Entre los primeros libros que menciona haber leído están el Quijote, las obras de Moratín, Las mil y una noches, la Biblia, los Oficios de Cicerón, y la Corina(Corinne) de Madame de Staël.7 Pronto empezó también a escribir sus primeros versos: se conserva un soneto escrito por él en 1879, y publicó por primera vez en un periódico poco después de cumplir los trece años: se trata de la elegía Una lágrima, que apareció en el diario El Termómetro
En enero del año 1891, su esposa, Rafaela Contreras, se reunió con él en Guatemala, y el 11 de febrero contrajeron matrimonio religioso en la catedral de Guatemala.. En Costa Rica, donde apenas era capaz de sacar adelante a su familia, agobiado por las deudas a pesar de algunos empleos eventuales, nació su primer hijo, Rubén Darío Contreras, el 12 de noviembre de 1891.
Comienzos de 1893, Rubén permaneció en Managua, donde renovó sus amoríos con Rosario Murillo, cuya familia le obligó a contraer matrimonio con la joven. Dejó a Rosario en Panamá, y emprendió el viaje hacia la capital argentina. El 26 de diciembre da a luz un niño, bautizado como Darío Darío, del cual diría su madre: "su parecido con el padre era perfecto". Sin embargo, pocas semanas después la criatura morirá a consecuencia del tétano
El 3 de mayo de 1895 murió su madre, Rosa Sarmiento, a quien el poeta apenas había conocido, pero cuya muerte le afectó considerablemente.

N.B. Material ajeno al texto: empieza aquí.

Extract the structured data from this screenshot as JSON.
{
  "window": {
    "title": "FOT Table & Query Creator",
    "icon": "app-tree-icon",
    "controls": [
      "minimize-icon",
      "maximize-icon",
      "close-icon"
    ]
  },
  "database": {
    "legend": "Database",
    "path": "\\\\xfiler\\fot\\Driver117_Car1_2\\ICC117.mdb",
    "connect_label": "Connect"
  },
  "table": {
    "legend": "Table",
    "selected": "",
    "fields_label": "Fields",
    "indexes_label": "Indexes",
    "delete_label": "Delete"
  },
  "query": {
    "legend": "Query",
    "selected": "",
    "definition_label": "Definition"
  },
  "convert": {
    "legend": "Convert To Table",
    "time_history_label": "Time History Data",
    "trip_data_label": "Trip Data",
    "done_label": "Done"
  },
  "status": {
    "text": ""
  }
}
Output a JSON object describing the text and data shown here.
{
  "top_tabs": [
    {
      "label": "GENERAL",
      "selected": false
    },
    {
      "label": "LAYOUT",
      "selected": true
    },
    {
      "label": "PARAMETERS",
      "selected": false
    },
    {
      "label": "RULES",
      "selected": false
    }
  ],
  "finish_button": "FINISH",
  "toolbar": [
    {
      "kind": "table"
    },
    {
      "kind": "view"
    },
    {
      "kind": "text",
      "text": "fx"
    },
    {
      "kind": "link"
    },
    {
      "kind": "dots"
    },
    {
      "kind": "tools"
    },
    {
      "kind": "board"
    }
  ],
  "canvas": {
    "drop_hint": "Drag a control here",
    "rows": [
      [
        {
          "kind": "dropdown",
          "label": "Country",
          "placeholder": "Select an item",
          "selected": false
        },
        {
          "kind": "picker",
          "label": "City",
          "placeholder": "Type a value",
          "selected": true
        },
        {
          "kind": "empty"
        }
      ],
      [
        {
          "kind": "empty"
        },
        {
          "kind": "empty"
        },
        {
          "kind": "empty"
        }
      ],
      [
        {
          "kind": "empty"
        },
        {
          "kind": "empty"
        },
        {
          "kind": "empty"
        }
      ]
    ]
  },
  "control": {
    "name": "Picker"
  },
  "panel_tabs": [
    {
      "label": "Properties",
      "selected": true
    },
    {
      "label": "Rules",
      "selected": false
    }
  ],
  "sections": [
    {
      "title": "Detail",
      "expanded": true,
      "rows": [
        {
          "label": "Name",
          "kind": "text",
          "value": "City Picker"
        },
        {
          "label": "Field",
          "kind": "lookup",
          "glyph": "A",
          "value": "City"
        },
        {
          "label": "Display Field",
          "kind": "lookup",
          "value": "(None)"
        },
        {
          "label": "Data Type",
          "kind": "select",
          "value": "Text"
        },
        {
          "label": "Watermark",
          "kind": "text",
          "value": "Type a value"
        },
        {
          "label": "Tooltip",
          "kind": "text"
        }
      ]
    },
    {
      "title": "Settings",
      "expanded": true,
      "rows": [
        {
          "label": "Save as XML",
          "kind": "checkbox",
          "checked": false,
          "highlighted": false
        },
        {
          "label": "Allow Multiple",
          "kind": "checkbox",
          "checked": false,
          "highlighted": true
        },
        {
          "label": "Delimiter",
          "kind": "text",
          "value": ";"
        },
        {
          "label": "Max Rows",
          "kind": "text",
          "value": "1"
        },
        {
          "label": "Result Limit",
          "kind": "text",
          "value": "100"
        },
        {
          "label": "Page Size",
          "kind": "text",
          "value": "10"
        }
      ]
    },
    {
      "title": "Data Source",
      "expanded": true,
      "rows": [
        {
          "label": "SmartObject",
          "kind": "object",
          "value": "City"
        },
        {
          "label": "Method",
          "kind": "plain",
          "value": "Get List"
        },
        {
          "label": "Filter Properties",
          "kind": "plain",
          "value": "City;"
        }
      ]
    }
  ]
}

Llegó a León, la ciudad de su infancia, el 7 de enero de 1916 y falleció menos de un mes después, 
el 6 de febrero. Las honras fúnebres duraron varios días presididas por el Obispo de León Simeón Pereira y Castellón y el presidente Adolfo Díaz Recinos. Fue sepultado en la Catedral de León el 13 de febrero del mismo año, al pie de la estatua de San Pablo cerca del presbiterio debajo de un león de concreto, arena y cal hecho por el escultor granadino Jorge Navas Cordonero; dicho león se asemeja al León de Lucerna, Suiza, hecho por el escultor danés Bertel Thorvaldsen (1770-1844).